Grade Level: Primary School, Middle School, and High School
Math Investigation Type: Shape & Space


Some routine problems dealing with area and perimeter evoke unexpected responses. What to measure, how to measure it, and how to anticipate variations in area and perimeter are often difficult. “If we measure the area of rectangles by dividing them into squares, then what shape should we use to measure area for triangles?” Not such a bad question: Why don’t we use “triangular units” to measure triangular areas?

Part 1

A 3 x 5 index card has an area of 15 square units. You can see that the shape of this card is rectangular. If you want to create a square card with exactly the same area, 15 square units, the dimensions of the side will change. What this means is that the card has the same area as a square that also has 15 square units. It should be possible to cut up the 3 x 5 card into (several) pieces in such a way that these pieces can be put together to form a square card.

There are two problems now:

  1. How do you construct a square whose sides are the square root of 15, given only a 3 x 5 card?
  • The card allows you to measure 3 units and 5 units easily. Put two cards together and 2 units can be measured off quite easily.

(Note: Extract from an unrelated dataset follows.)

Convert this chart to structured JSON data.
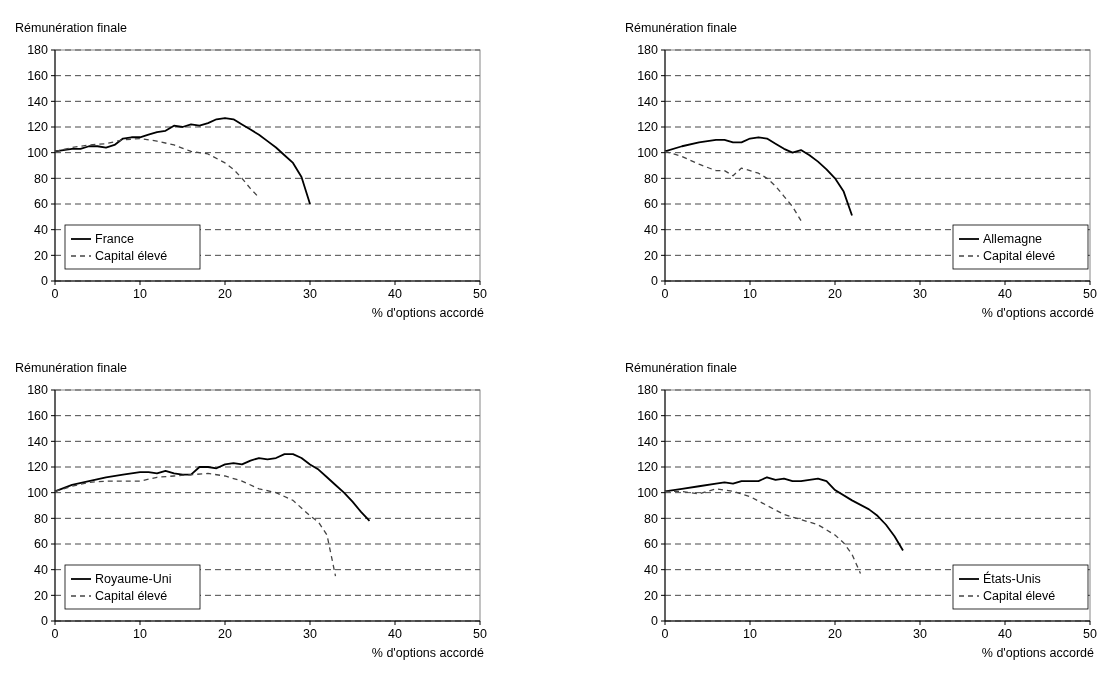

But how do you measure the square root of 15 units?
  • More generally, how do you measure the square root of (x) units, where x can be anything?
  1. Still more generally, what numbers can be ‘constructed’? For instance, can you draw a line that is pi units long? Or a cube root? Now that you    have made the square, how do you cut up the 3 x 5 card so that the pieces can be re-assembled to make the square? What are the minimum number of cuts that you need to make?

Part 2

  1. Now what if the card isn’t 3 x 5, but some other dimensions. Like 7 x 9. Then how do you cut up the card so that the pieces form a square?
  2. What’s the general recipe for cutting up a rectangle to create a square?

Part 3

  1. What is the recipe for cutting up a triangle to make a square?
  2. Create two squares S1 and S2. How do you cut up S1 and S2 to make a square whose area is the sum of the original areas? What does this have to do with the Theorem of Pythagoras?

Part 4

  1. Now the big problem…take a convex polygon, how do you cut up the polygon so that when you put the pieces back together you get a square?